And now, let us digress

Q: I couldn’t find anything on the verb “gress,” yet it forms the root of many often used words today.  How about a take on the apparently outdated verb and its offspring?

A: As far as we can tell, English has never had a verb spelled “gress,” though the noun “grease” was occasionally written as “gresse” and the verb as “greese.”

The “gress” element you find in many English words, (“aggression,” “digress,” “progression,” “transgressive,” and so on) ultimately comes from the Latin gress-, participial stem of gradi (to step or walk).

So etymologically speaking, “aggression” means stepping toward another in a hostile way, “digress” to step apart, “progression” a stepping forward, “transgressive” stepping beyond a boundary, “ingress” a stepping in, “egress” a stepping out.

Similarly, many English words include the element “grade,” which is also derived from the Latin gradi, present infinitive form of the verb gradior (to step or walk).

So, a “grade school” is made up of several “grades,” or steps, while students take a step up when they “graduate.” And a “centigrade” thermometer has 100 grades, or steps, from the freezing to the boiling points of water.

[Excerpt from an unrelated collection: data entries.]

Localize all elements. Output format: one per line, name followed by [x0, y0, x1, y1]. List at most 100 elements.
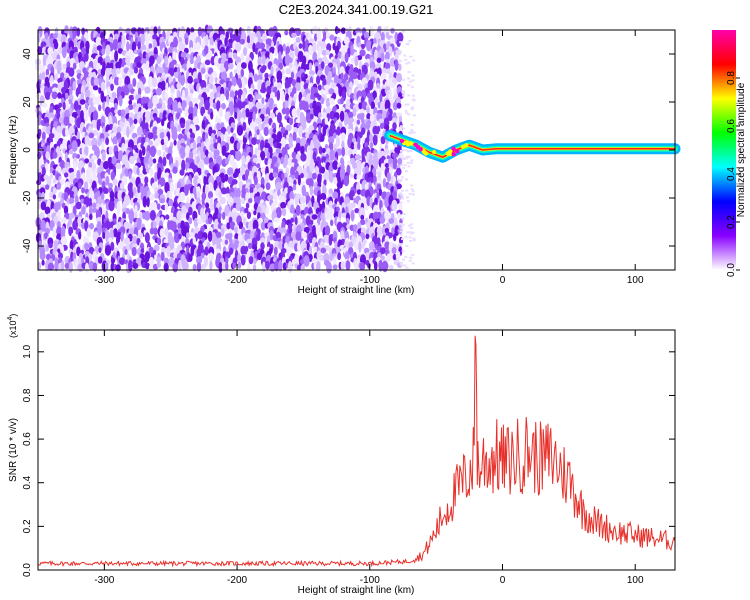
- noise-blob: [64, 262, 70, 270]
- noise-blob: [116, 126, 121, 135]
- noise-blob: [246, 238, 252, 244]
- track-blob: [404, 140, 410, 145]
- noise-blob: [129, 155, 135, 165]
- noise-blob: [56, 226, 62, 237]
- y-tick-label: -20: [22, 190, 33, 205]
- noise-blob: [360, 219, 366, 226]
- noise-blob: [162, 110, 168, 122]
- noise-blob: [197, 218, 203, 225]
- noise-blob: [262, 261, 266, 273]
- noise-blob: [204, 34, 209, 47]
- noise-blob: [128, 227, 135, 236]
- noise-fringe: [400, 227, 404, 230]
- noise-blob: [181, 89, 186, 101]
- noise-blob: [201, 196, 206, 207]
- noise-blob: [305, 112, 312, 124]
- noise-blob: [42, 46, 47, 58]
- noise-blob: [270, 91, 276, 99]
- noise-blob: [297, 174, 301, 186]
- noise-fringe: [407, 94, 411, 97]
- noise-fringe: [404, 109, 408, 112]
- noise-blob: [260, 237, 266, 244]
- noise-blob: [350, 57, 355, 65]
- noise-blob: [123, 86, 130, 96]
- noise-blob: [340, 261, 345, 270]
- noise-fringe: [410, 123, 414, 126]
- noise-fringe: [402, 94, 406, 97]
- noise-blob: [177, 124, 181, 132]
- noise-blob: [249, 87, 254, 97]
- noise-blob: [79, 99, 86, 105]
- noise-blob: [304, 73, 308, 79]
- noise-fringe: [401, 91, 405, 94]
- noise-fringe: [399, 164, 403, 167]
- snr-x-label: Height of straight line (km): [298, 585, 415, 596]
- noise-fringe: [409, 239, 413, 242]
- spectrogram-x-ticks: -300 -200 -100 0 100: [94, 30, 644, 286]
- noise-blob: [308, 38, 315, 44]
- noise-blob: [176, 82, 182, 90]
- noise-blob: [225, 89, 229, 101]
- x-tick-label: 100: [627, 575, 644, 586]
- noise-blob: [52, 151, 58, 159]
- noise-blob: [196, 256, 203, 265]
- noise-blob: [160, 80, 166, 92]
- noise-blob: [192, 71, 199, 79]
- track-blob: [460, 144, 466, 149]
- noise-blob: [144, 232, 150, 244]
- noise-blob: [252, 111, 256, 123]
- noise-blob: [356, 174, 361, 180]
- noise-blob: [181, 205, 187, 216]
- noise-blob: [278, 259, 283, 272]
- noise-blob: [228, 51, 233, 59]
- noise-blob: [194, 60, 198, 71]
- noise-blob: [269, 52, 273, 60]
- noise-blob: [171, 131, 178, 141]
- noise-blob: [267, 194, 274, 201]
- noise-blob: [154, 171, 159, 182]
- noise-blob: [91, 207, 98, 213]
- noise-blob: [359, 262, 366, 271]
- noise-blob: [47, 262, 55, 271]
- noise-blob: [71, 140, 78, 152]
- noise-blob: [72, 80, 77, 91]
- x-tick-label: -300: [94, 575, 114, 586]
- noise-fringe: [406, 196, 409, 199]
- noise-blob: [200, 150, 205, 161]
- noise-blob: [238, 221, 244, 230]
- noise-blob: [221, 71, 228, 81]
- noise-blob: [281, 172, 286, 180]
- noise-blob: [374, 97, 379, 106]
- noise-blob: [334, 86, 339, 96]
- noise-fringe: [410, 130, 414, 133]
- noise-blob: [295, 231, 302, 242]
- noise-blob: [110, 262, 115, 272]
- noise-blob: [52, 194, 57, 200]
- noise-blob: [184, 106, 189, 118]
- noise-blob: [213, 153, 217, 161]
- noise-blob: [357, 68, 362, 76]
- noise-blob: [196, 186, 201, 195]
- noise-fringe: [412, 237, 416, 240]
- noise-blob: [299, 196, 306, 205]
- noise-blob: [137, 41, 141, 51]
- noise-blob: [273, 217, 280, 223]
- noise-blob: [176, 210, 183, 221]
- noise-blob: [332, 132, 337, 139]
- noise-blob: [213, 102, 218, 110]
- noise-blob: [145, 60, 150, 72]
- noise-blob: [380, 162, 385, 172]
- noise-blob: [294, 46, 299, 57]
- noise-fringe: [410, 86, 414, 89]
- x-tick-label: -200: [227, 275, 247, 286]
- noise-blob: [220, 133, 225, 142]
- noise-blob: [204, 59, 211, 66]
- noise-blob: [152, 33, 158, 41]
- noise-blob: [281, 207, 287, 217]
- noise-fringe: [401, 224, 405, 227]
- noise-fringe: [400, 125, 404, 128]
- noise-blob: [247, 263, 251, 273]
- noise-fringe: [406, 200, 410, 203]
- noise-blob: [230, 127, 234, 133]
- noise-blob: [148, 168, 154, 177]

The word elements “gress” and “grade” are “morphemes,” linguistic forms that cannot be broken up into smaller meaningful units.

“Gress” is a “bound morpheme,” one that has meaning only when attached to other elements, like prefixes or suffixes, while “grade” is a “free morpheme,” one that can stand alone and make sense.

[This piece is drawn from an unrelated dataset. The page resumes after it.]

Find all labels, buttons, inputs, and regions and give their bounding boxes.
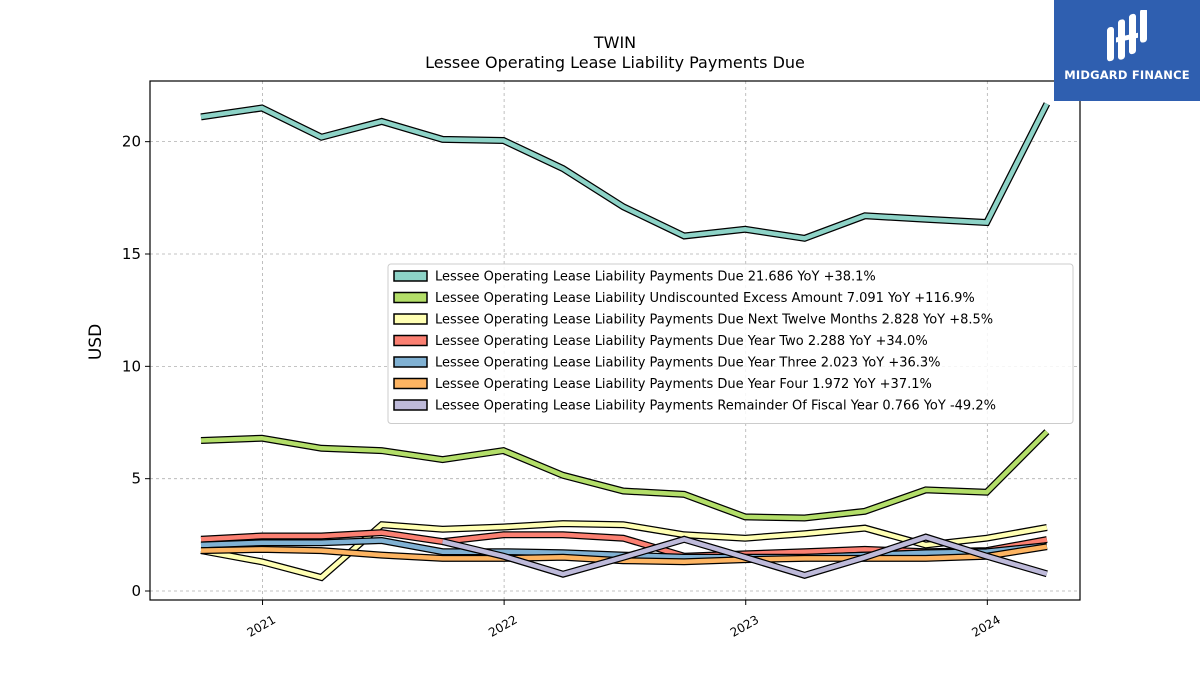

Here are a few early examples from the Oxford English Dictionary for various English words with “gress” and “grade” morphemes derived from the Latin terms for stepping:

  • “In oure progresse to outward werkis.” From The Reule of Crysten Religioun, composed around 1443 by Reginald Pecock, published and edited in 1927 by William Cabell Greet.
  • “Digresse or go a little out of the pathe, digredior.” From Abcedarium Anglo Latinum (1552), an English-Latin dictionary by Richard Huloet.
  • Aggression, an aggression, assault, incounter, or first setting on.” From A Dictionarie of the French and English Tongues (1611), by Randle Cotgrave.
  • “Hou sone þat god hem may degrade” (“How soon that God may degrade them”). From “Song of Yesterday” (c. 1325), published in Early English Poems and Lives of Saints With Those of the Wicked Birds Pilate and Judas (1862), edited by Frederick J. Furnivall.
  • “Master Edmund, that was my rewlere at Oxforth, berar her-of, kan tell yow, or ellys any oder gradwat” (“Master Edmund, who was my tutor at Oxford, bearer of [the letter] hereof, can tell you, or else any other graduate”). From a 1479 letter published in the Paston Letters (2004–2005), edited by Norman Davis, Richard Beadle, and Colin Richmond.

In case you’re interested, we’ll end with an expanded 15th-century “grease” citation from the OED with the verb spelled “greese” and the noun “gresse.”

The following passage is from a list of decrees issued in 1462 by the office of deacons at the Church of the Holy Trinity in Coventry:

“Hys Fellowe schall greese ye bellys [bellows] and Fynde gresse therto wan they nede.” From a transcript of the document included in a letter written on June 14, 1834, to British Magazine and Monthly Register of Religious and Ecclesiastical Information (Sept. 1, 1834).